There are rules to limit players. You can't just grab a patch of land and start building things. "You want to give [players] as close to powers as we have as creators, to make interesting events, as long as it can't affect the economy," says Garriott.
"We want people to be able to build a quest that is very sophisticated. You leave clues around, traps around, chests and discoverability around, but all the things that go into those rewards have to be things they've earned themselves, otherwise they can create value out of nothing."
Guild build
Attaching in-game gold costs to builders encourages guilds to pool resources and set up towns and, according to Garriott, guarantees a degree of quality and dedication from SotA's user-created content.

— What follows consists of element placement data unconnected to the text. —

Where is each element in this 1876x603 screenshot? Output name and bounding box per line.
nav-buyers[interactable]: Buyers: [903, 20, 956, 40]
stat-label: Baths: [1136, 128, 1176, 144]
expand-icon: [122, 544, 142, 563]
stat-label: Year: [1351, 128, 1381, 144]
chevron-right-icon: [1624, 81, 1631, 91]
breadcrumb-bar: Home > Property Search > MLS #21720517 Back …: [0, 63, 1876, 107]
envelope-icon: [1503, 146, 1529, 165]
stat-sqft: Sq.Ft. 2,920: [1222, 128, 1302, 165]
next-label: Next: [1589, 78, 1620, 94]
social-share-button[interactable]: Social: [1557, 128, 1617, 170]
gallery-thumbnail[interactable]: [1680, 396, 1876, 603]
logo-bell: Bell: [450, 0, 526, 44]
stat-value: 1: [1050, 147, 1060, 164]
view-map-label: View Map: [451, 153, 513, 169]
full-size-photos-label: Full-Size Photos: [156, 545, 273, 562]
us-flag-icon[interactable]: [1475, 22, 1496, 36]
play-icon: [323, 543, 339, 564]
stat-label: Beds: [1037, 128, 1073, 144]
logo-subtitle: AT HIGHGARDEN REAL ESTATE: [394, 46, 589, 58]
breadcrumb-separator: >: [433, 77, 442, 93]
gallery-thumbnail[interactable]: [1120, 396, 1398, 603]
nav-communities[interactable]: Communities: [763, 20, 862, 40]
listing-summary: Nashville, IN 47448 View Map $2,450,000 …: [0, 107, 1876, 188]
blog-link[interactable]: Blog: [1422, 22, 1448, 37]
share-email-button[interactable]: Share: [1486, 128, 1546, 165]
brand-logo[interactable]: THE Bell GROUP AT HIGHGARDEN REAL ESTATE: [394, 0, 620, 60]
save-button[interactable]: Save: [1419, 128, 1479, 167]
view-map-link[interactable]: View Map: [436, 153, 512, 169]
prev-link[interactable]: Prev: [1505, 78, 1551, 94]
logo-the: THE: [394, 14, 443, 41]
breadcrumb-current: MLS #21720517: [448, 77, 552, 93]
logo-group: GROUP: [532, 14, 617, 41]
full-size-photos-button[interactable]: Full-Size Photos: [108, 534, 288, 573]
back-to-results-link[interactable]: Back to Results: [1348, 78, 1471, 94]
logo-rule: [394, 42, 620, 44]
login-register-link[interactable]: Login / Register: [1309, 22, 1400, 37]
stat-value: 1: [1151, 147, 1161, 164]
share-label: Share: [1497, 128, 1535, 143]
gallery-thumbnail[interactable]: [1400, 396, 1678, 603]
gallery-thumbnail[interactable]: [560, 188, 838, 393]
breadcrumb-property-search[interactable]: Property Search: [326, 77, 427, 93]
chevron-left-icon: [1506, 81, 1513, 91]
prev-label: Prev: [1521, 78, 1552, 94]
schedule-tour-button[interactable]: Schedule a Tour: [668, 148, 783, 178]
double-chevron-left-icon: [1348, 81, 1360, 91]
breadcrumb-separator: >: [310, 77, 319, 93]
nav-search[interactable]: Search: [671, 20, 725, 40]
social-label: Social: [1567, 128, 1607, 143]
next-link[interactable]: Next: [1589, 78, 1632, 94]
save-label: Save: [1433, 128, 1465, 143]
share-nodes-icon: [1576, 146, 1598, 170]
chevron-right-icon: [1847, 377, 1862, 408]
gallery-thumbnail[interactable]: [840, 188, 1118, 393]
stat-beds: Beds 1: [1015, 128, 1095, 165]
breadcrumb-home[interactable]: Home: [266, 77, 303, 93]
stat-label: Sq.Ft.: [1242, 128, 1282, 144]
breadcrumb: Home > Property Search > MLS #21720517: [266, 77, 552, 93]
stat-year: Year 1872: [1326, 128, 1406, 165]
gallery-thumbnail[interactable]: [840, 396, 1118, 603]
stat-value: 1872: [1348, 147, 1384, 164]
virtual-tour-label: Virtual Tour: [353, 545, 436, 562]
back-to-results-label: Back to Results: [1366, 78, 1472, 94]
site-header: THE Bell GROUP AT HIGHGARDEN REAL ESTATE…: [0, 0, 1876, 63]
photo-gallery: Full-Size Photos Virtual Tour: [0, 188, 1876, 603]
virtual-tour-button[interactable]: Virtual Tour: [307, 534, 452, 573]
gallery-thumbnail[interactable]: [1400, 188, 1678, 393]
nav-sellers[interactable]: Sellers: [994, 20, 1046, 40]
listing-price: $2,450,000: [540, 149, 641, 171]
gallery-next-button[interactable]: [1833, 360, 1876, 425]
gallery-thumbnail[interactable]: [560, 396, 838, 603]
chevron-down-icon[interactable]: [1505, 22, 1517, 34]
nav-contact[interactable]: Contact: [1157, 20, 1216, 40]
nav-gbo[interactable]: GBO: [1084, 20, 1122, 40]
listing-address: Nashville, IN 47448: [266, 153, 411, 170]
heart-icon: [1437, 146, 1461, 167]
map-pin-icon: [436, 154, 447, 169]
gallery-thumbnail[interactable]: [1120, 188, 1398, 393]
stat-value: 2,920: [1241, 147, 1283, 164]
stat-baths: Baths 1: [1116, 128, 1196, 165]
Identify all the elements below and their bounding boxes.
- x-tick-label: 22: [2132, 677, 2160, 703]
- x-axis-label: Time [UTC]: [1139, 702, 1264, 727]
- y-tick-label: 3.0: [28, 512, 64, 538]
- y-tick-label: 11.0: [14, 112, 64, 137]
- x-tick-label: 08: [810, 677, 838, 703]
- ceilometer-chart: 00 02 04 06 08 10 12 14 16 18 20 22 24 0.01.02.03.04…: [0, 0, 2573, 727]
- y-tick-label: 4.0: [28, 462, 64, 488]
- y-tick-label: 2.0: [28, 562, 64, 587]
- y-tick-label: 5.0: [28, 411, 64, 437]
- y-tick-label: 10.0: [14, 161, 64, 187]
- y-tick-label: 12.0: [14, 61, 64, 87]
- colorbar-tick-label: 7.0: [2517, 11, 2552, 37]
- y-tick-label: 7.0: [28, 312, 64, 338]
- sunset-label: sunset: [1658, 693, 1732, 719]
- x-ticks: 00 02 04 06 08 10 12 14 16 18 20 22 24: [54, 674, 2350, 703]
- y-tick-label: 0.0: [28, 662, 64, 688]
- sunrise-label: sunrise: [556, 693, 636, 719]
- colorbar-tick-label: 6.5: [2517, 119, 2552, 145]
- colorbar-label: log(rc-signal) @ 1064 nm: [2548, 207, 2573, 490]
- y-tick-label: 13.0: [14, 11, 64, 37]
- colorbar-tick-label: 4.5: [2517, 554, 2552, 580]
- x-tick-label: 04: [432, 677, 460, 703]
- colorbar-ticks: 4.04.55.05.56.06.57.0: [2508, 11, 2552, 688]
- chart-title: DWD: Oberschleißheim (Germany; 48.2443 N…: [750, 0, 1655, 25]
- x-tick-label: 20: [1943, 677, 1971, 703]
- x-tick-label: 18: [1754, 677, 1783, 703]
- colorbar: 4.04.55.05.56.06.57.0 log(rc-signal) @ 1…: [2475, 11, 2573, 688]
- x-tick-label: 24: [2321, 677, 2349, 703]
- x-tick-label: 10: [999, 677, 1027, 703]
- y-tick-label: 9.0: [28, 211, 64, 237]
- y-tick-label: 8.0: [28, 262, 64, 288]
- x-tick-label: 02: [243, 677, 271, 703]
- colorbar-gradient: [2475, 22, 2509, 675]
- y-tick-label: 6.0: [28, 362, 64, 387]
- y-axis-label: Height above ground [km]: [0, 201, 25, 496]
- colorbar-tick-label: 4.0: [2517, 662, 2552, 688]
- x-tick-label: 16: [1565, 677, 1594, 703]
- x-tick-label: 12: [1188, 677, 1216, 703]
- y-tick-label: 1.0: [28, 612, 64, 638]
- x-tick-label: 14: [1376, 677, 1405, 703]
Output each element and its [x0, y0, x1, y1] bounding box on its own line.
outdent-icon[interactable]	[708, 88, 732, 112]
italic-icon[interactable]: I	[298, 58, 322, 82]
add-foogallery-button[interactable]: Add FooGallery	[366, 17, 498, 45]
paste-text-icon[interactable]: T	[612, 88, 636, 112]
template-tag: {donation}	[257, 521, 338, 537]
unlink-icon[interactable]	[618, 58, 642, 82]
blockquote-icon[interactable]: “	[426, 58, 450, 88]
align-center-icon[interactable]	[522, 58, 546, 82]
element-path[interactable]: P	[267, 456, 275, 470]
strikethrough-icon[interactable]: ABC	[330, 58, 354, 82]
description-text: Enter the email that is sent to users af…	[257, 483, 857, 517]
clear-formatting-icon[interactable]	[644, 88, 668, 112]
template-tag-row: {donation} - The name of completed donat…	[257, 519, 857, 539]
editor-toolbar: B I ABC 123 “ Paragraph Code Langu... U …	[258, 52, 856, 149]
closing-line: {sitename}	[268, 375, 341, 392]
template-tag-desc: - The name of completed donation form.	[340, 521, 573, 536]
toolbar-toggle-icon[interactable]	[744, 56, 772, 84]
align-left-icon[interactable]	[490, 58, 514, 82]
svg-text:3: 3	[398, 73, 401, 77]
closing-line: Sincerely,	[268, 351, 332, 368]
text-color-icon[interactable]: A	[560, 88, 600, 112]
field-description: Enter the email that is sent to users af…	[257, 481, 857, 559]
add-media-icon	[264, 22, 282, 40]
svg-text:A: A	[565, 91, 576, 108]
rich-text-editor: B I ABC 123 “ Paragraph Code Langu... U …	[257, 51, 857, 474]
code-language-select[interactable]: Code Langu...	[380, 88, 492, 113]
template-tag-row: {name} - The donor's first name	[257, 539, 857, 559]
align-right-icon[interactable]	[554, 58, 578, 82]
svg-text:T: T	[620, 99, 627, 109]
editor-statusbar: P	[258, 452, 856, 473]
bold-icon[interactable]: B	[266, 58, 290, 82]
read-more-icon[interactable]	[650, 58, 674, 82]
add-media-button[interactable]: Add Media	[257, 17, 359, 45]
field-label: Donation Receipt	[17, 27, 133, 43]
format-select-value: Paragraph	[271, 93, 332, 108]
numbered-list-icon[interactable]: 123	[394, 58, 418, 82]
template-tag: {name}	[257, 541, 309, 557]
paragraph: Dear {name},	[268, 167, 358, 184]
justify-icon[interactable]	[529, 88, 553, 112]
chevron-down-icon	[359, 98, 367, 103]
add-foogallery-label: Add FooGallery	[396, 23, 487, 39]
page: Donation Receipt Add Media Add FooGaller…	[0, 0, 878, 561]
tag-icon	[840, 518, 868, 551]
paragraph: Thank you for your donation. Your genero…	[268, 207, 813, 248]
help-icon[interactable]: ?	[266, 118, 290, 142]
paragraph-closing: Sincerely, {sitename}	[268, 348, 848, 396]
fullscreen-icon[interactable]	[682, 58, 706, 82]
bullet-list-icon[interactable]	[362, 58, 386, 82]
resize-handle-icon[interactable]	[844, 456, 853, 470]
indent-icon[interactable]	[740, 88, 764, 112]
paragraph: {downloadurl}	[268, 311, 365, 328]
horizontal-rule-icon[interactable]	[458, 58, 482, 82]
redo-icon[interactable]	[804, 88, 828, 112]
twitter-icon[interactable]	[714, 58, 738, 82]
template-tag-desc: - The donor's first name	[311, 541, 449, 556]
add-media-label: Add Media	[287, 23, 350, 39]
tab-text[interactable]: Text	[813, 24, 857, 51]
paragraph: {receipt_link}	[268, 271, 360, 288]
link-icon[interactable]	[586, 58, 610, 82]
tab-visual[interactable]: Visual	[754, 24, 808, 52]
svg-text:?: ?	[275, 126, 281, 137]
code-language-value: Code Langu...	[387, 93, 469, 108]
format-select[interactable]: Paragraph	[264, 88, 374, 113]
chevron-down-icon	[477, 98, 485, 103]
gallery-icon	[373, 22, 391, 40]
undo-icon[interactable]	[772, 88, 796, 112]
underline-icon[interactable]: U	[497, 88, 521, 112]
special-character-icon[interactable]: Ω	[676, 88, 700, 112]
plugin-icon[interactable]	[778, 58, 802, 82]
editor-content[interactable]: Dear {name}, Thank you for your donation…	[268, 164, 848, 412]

"A lot of games that have tried to go that way with player created content often become worlds filled with uninteresting junk. Half-finished, half-baked ideas. The only way to prevent that from happening is to make sure that, like in a normal city, the reason most restaurants aren't terrible restaurants is because it costs money to be able to rent that space and you're only going to be able to keep that restaurant there if it's actually interesting. We've done that through the player economy. There are player-owned towns that are owned and governed by people."
There are many dev-made towns in SotA of course, denoted by ribbons on their names. The game has a story you can play solo, pushed forward by major world events. A huge meteor strike announced the full launch last week. It destroyed an entire zone and revealed new underground dungeons. That's neat, but it's always the community side of SotA that proves more interesting. As the meteor loomed ever-larger in the sky during Early Access players embarked on a land rush, not knowing where the fireball would land.
Many games have customisable spaces, even MMOs. Shroud of the Avatar reminds me of stories of the player-created houses in the deceased
Star Wars: Galaxies. SotA doesn't have anything as obviously flashy as the Star Wars licence to entice players, but the Ultima following is strong. The cult of Lord British has developed a collective authorial voice, rooted in serious D&D roleplay, but with strange cosmic twists. The shifting constellations that hang above you in Shroud of the Avatar reacts with shrines players build in their towns. When the planets align, sinister cabalists materialise and lay siege to villages.
I don't mean to disregard the influence of Ultima Online director Starr Long on the project, nor the narrative director and Dragonlance author Tracy Hickman, but let's not underestimate the rallying force of Richard 'Lord British' Garriott himself here. Nicknamed after his first D&D character when "some southern Americans mistakenly thought I had a British accent," the Lord British in-game persona has been at the heart of some of Ultima Online's
greatest stories. Delighted players greet him in-character as we wander around the territory near PaxLair. As we explore he discusses the changing economics of cloth maps, uses our Skype video call to show me the Apple 2 he used to code Akalabeth, and rustles through some old D&D character sheets. "I am a super pack rat. I have kept the originals I wrote of everything!"
I wonder if Shroud of the Avatar's surface problems will ultimately play in its favour. If you're after a flashy fantasy MMO then Final Fantasy XIV and World of Warcraft are still going strong. But if only the most dedicated and community-driven players end up sticking with SotA, the community ought to retain its integrity and keep the Ultima Online flame alive. I'm looking forward to going back again in a few months. The game only left Early Access last week, and you can already listen to Avatar radio while playing a text adventure from the '70s. Whatever next?